VPS with 5-20 client domains:

• Server level: 5,000 messages/hour, 30,000/day
• Per domain: 1,000 messages/hour, 5,000/day
• Per mailbox: 200 messages/hour, 1,000/day

Dedicated transactional email server:

• Implement at the application level with per-campaign limits rather than Postfix rate limiting
• Use a dedicated sending IP with separate reputation monitoring

What to Do When a Rate Limit is Triggered

When Plesk blocks a mailbox for exceeding its rate limit:

1. Check the mail log for the sender: grep "from=<user@domain.com>" /var/log/maillog | tail -50
2. Determine if the send pattern looks automated (uniform intervals, identical subjects) or legitimate (varied recipients, human-written subjects)
3. If compromised: immediately change the mailbox password, check the account's sent folder, scan for malware on web applications using that mailbox, and review mail headers on a sample of outgoing messages
4. If legitimate high-volume: increase the mailbox or domain limit, or move that domain to a dedicated IP

Conclusion

Plesk's email rate limiting is one of the most effective tools for keeping your server's IP reputation intact.
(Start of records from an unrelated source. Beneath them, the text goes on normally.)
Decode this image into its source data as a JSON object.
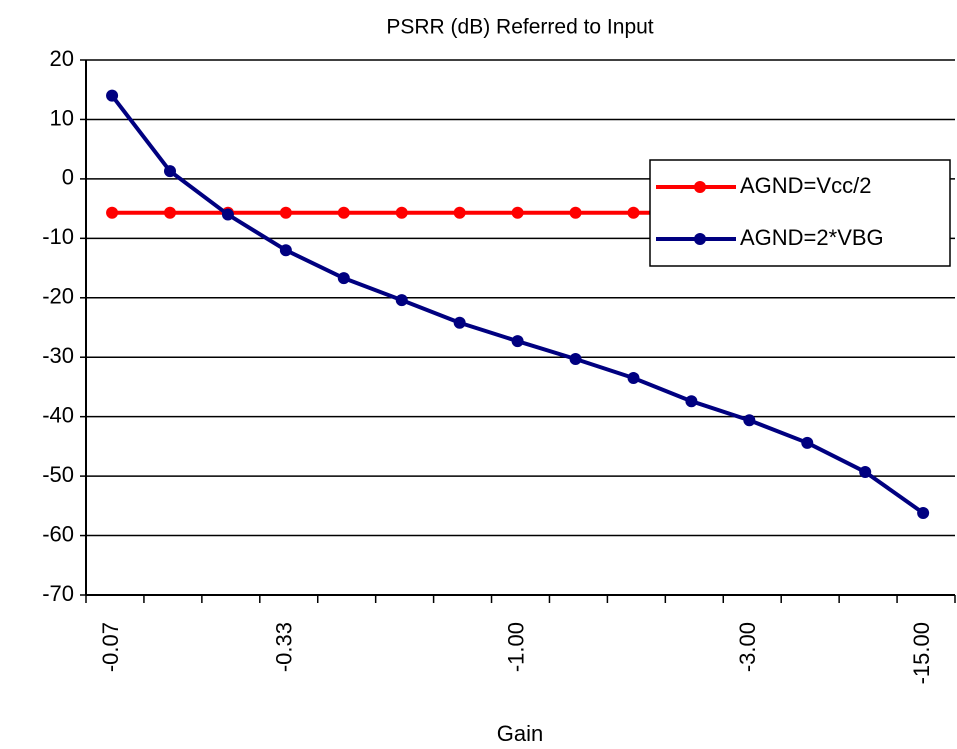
{
  "chart_data": {
    "type": "line",
    "title": "PSRR (dB) Referred to Input",
    "x_label": "Gain",
    "categories": [
      "-0.07",
      null,
      null,
      "-0.33",
      null,
      null,
      null,
      "-1.00",
      null,
      null,
      null,
      "-3.00",
      null,
      null,
      "-15.00"
    ],
    "series": [
      {
        "name": "AGND=Vcc/2",
        "color": "#ff0000",
        "values": [
          -5.7,
          -5.7,
          -5.7,
          -5.7,
          -5.7,
          -5.7,
          -5.7,
          -5.7,
          -5.7,
          -5.7,
          -5.7,
          -5.7,
          -5.7,
          -5.7,
          -5.7
        ]
      },
      {
        "name": "AGND=2*VBG",
        "color": "#000080",
        "values": [
          14,
          1.3,
          -6,
          -12,
          -16.7,
          -20.4,
          -24.2,
          -27.3,
          -30.3,
          -33.5,
          -37.4,
          -40.6,
          -44.4,
          -49.3,
          -56.2
        ]
      }
    ],
    "ylim": [
      -70,
      20
    ],
    "yticks": [
      -70,
      -60,
      -50,
      -40,
      -30,
      -20,
      -10,
      0,
      10,
      20
    ],
    "grid": true,
    "legend": "right"
  }
}
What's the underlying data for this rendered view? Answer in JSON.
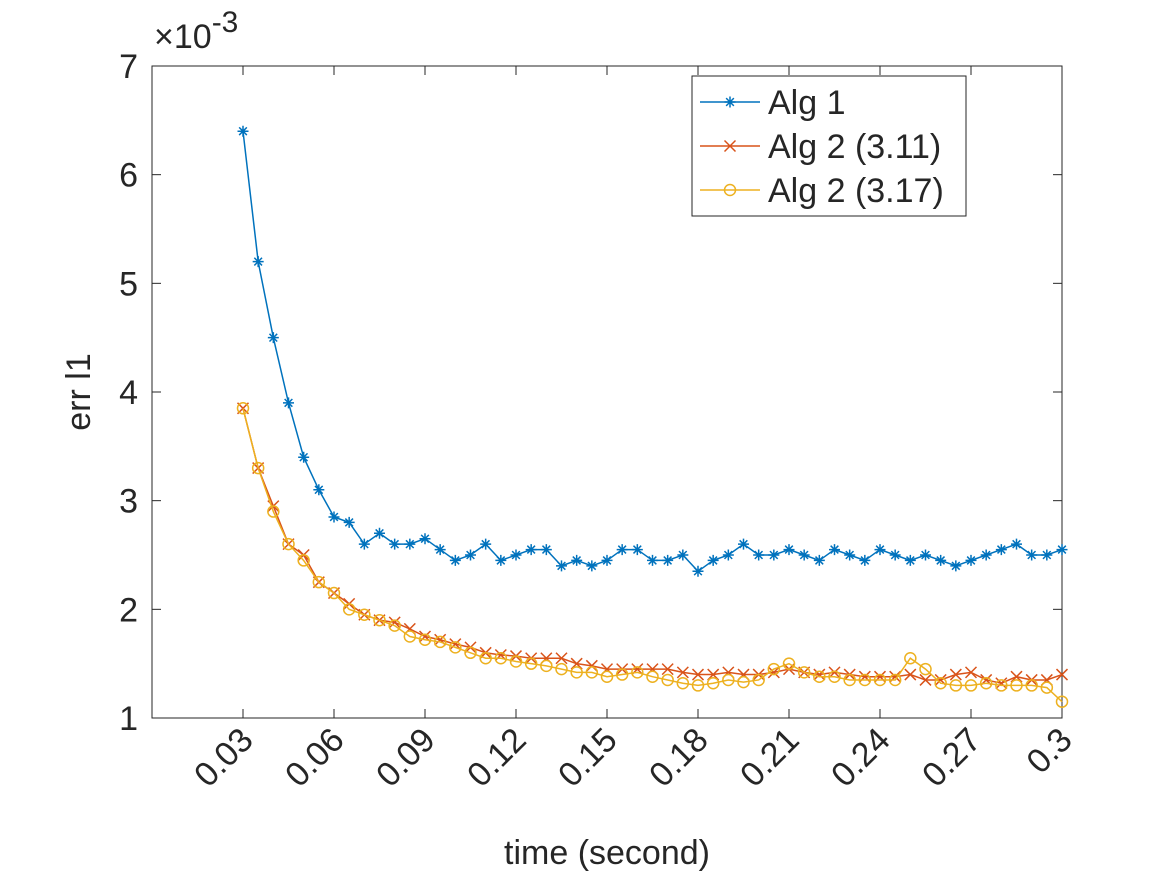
{
  "chart_data": {
    "type": "line",
    "xlabel": "time (second)",
    "ylabel": "err l1",
    "y_multiplier": {
      "base": "×10",
      "exponent": "-3"
    },
    "x": [
      0.03,
      0.035,
      0.04,
      0.045,
      0.05,
      0.055,
      0.06,
      0.065,
      0.07,
      0.075,
      0.08,
      0.085,
      0.09,
      0.095,
      0.1,
      0.105,
      0.11,
      0.115,
      0.12,
      0.125,
      0.13,
      0.135,
      0.14,
      0.145,
      0.15,
      0.155,
      0.16,
      0.165,
      0.17,
      0.175,
      0.18,
      0.185,
      0.19,
      0.195,
      0.2,
      0.205,
      0.21,
      0.215,
      0.22,
      0.225,
      0.23,
      0.235,
      0.24,
      0.245,
      0.25,
      0.255,
      0.26,
      0.265,
      0.27,
      0.275,
      0.28,
      0.285,
      0.29,
      0.295,
      0.3
    ],
    "series": [
      {
        "name": "Alg 1",
        "color": "#0072bd",
        "marker": "asterisk",
        "values": [
          6.4,
          5.2,
          4.5,
          3.9,
          3.4,
          3.1,
          2.85,
          2.8,
          2.6,
          2.7,
          2.6,
          2.6,
          2.65,
          2.55,
          2.45,
          2.5,
          2.6,
          2.45,
          2.5,
          2.55,
          2.55,
          2.4,
          2.45,
          2.4,
          2.45,
          2.55,
          2.55,
          2.45,
          2.45,
          2.5,
          2.35,
          2.45,
          2.5,
          2.6,
          2.5,
          2.5,
          2.55,
          2.5,
          2.45,
          2.55,
          2.5,
          2.45,
          2.55,
          2.5,
          2.45,
          2.5,
          2.45,
          2.4,
          2.45,
          2.5,
          2.55,
          2.6,
          2.5,
          2.5,
          2.55
        ]
      },
      {
        "name": "Alg 2 (3.11)",
        "color": "#d95319",
        "marker": "x",
        "values": [
          3.85,
          3.3,
          2.95,
          2.6,
          2.5,
          2.25,
          2.15,
          2.05,
          1.95,
          1.9,
          1.88,
          1.82,
          1.75,
          1.72,
          1.68,
          1.65,
          1.6,
          1.58,
          1.57,
          1.55,
          1.55,
          1.55,
          1.5,
          1.48,
          1.45,
          1.45,
          1.45,
          1.45,
          1.45,
          1.42,
          1.4,
          1.4,
          1.42,
          1.4,
          1.4,
          1.42,
          1.45,
          1.42,
          1.4,
          1.42,
          1.4,
          1.38,
          1.38,
          1.38,
          1.4,
          1.35,
          1.35,
          1.4,
          1.42,
          1.35,
          1.32,
          1.38,
          1.35,
          1.35,
          1.4
        ]
      },
      {
        "name": "Alg 2 (3.17)",
        "color": "#edb120",
        "marker": "circle",
        "values": [
          3.85,
          3.3,
          2.9,
          2.6,
          2.45,
          2.25,
          2.15,
          2.0,
          1.95,
          1.9,
          1.85,
          1.75,
          1.72,
          1.7,
          1.65,
          1.6,
          1.55,
          1.55,
          1.52,
          1.5,
          1.48,
          1.45,
          1.42,
          1.42,
          1.38,
          1.4,
          1.42,
          1.38,
          1.35,
          1.32,
          1.3,
          1.32,
          1.35,
          1.33,
          1.35,
          1.45,
          1.5,
          1.42,
          1.38,
          1.38,
          1.35,
          1.35,
          1.35,
          1.35,
          1.55,
          1.45,
          1.32,
          1.3,
          1.3,
          1.32,
          1.3,
          1.3,
          1.3,
          1.28,
          1.15
        ]
      }
    ],
    "xlim": [
      0,
      0.3
    ],
    "ylim": [
      1,
      7
    ],
    "xticks": [
      0.03,
      0.06,
      0.09,
      0.12,
      0.15,
      0.18,
      0.21,
      0.24,
      0.27,
      0.3
    ],
    "yticks": [
      1,
      2,
      3,
      4,
      5,
      6,
      7
    ],
    "grid": false,
    "legend": "northeast"
  }
}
Even a single compromised mailbox can cause significant harm without it. Configure server, domain, and per-mailbox limits appropriate to your hosting environment, set up monitoring alerts so you catch violations immediately, and review triggered limits weekly. The small performance overhead of the policy daemon is negligible compared to the cost of IP blacklisting and customer churn from broken email delivery.